Ein auf Helgoland fotografierter Vogel, den ich nicht bestimmen kann
Peter Piller (n.d. mid 2010s) Ein auf Helgoland fotografierter Vogel, den ich nicht bestimmen kann.

He titles the above A bird photographed on Heligoland that I cannot identify. The location is the island of Heligoland in a small archipelago in the North Sea, made important in ornithology and studies of bird migration by Heinrich Gätke’s 1890 book Heligoland, an Ornithological Observatory. Piller’s unidentified bird exits the frame and we are left with its unsatisfactory near absence and only fleeting evidence of it, and that is for what Piller selects it;

“…the birds are fleeing from being photographed and the image and from myself, because I only disturb them with my presence.”

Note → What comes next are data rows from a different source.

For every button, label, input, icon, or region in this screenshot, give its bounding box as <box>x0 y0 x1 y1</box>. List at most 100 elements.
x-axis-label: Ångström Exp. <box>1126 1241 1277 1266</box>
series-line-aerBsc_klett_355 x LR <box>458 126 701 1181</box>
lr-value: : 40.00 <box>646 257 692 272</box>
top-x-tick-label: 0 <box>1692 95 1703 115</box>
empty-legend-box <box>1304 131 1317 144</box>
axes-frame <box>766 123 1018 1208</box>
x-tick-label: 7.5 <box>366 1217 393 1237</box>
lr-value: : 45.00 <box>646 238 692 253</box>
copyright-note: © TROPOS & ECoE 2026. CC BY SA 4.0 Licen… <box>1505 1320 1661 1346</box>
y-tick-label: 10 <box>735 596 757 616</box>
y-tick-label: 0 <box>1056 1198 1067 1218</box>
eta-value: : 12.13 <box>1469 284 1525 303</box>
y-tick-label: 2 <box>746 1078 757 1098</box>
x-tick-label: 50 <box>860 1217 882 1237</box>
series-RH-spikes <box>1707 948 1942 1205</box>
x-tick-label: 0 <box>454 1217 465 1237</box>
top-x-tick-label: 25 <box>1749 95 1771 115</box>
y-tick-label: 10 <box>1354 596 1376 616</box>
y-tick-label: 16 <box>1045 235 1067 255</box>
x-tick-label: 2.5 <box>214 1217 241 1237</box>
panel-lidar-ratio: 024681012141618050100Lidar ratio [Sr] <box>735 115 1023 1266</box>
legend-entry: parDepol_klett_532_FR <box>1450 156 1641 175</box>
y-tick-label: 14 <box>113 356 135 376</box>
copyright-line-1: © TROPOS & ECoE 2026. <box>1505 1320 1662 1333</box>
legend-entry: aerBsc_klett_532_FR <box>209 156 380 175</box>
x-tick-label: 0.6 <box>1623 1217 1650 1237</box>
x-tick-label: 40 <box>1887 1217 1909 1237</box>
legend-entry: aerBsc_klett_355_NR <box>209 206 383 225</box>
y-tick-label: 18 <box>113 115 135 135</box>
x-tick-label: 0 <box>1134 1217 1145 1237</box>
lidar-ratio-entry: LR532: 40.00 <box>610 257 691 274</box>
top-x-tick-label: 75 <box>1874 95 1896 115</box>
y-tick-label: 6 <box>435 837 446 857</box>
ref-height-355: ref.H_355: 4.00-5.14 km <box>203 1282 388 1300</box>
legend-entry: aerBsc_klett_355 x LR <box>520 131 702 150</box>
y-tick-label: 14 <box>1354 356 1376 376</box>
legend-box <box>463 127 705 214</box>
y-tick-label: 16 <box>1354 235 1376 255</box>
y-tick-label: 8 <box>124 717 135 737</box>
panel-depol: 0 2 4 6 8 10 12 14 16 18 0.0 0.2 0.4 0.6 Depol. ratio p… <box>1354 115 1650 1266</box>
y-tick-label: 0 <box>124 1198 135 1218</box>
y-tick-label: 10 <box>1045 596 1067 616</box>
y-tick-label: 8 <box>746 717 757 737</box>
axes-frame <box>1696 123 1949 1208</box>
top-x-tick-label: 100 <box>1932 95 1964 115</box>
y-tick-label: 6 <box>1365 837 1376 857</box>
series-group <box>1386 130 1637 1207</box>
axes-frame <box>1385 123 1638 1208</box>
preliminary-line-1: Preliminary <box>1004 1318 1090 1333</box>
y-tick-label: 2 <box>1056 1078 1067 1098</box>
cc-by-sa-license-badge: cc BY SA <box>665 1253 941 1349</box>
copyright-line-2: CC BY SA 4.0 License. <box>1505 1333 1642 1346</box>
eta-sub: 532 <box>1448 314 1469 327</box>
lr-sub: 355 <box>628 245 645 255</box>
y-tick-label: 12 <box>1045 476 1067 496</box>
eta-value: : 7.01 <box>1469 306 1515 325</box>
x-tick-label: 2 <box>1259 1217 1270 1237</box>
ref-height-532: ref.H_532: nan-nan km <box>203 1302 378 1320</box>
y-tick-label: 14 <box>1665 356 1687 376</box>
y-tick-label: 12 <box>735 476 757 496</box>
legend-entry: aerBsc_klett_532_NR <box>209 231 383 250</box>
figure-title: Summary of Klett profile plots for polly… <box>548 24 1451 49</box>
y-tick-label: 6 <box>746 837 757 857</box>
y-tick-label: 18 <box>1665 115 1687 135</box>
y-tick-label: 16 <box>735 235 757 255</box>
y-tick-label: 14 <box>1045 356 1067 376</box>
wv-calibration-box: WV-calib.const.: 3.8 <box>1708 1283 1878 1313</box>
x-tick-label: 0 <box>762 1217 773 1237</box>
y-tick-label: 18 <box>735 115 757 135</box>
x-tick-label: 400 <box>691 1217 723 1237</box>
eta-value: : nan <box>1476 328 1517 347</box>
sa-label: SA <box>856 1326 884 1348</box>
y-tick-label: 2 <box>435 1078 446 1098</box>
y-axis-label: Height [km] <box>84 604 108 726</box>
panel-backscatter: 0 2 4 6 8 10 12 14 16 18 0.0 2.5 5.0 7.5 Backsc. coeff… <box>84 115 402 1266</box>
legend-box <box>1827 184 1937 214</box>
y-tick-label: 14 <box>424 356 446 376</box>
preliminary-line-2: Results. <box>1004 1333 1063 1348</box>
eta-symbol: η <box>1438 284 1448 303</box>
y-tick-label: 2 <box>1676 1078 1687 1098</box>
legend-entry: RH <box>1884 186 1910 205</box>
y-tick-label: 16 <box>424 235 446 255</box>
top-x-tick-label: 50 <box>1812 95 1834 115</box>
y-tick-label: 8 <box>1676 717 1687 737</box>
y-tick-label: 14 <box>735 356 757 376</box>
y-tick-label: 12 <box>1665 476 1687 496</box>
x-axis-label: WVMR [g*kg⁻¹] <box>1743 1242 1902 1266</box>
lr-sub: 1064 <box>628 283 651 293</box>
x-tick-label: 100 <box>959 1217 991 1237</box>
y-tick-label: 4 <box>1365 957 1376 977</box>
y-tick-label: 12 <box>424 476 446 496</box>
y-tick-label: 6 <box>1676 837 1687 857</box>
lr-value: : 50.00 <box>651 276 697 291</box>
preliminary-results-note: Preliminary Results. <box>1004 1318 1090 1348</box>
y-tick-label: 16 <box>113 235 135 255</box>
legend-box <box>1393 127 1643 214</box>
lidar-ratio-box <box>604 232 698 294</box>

No doubt Eric Hosking discarded many such images, but they are of value to Piller who, alongside the bird photographs, showed new images on hotel and university letter paper “drawn without imagining something first”, with a text written over the drawing and developed in parallel, as a representation of the “borderline between the inner and outer world”. During their making, he says:

“I ask myself as often as possible: why am I even doing that and what’s that point? Mostly I tear up pages the entire day, because the whole thing is not working or I’m waiting, like with the bird photography when you’re ready for hours and nothing is happening, in pleasant complicity with the failure, the uselessness and the waste of time. I like the discipline that comes with being ready for an idea much more than conceiving something. I desire most the possibility of surprising myself.”

In other words, photographing birds is a means of observing not birds, but his consciousness and desire. Is that an unacknowledged part of all bird photography, and the part in which art exists?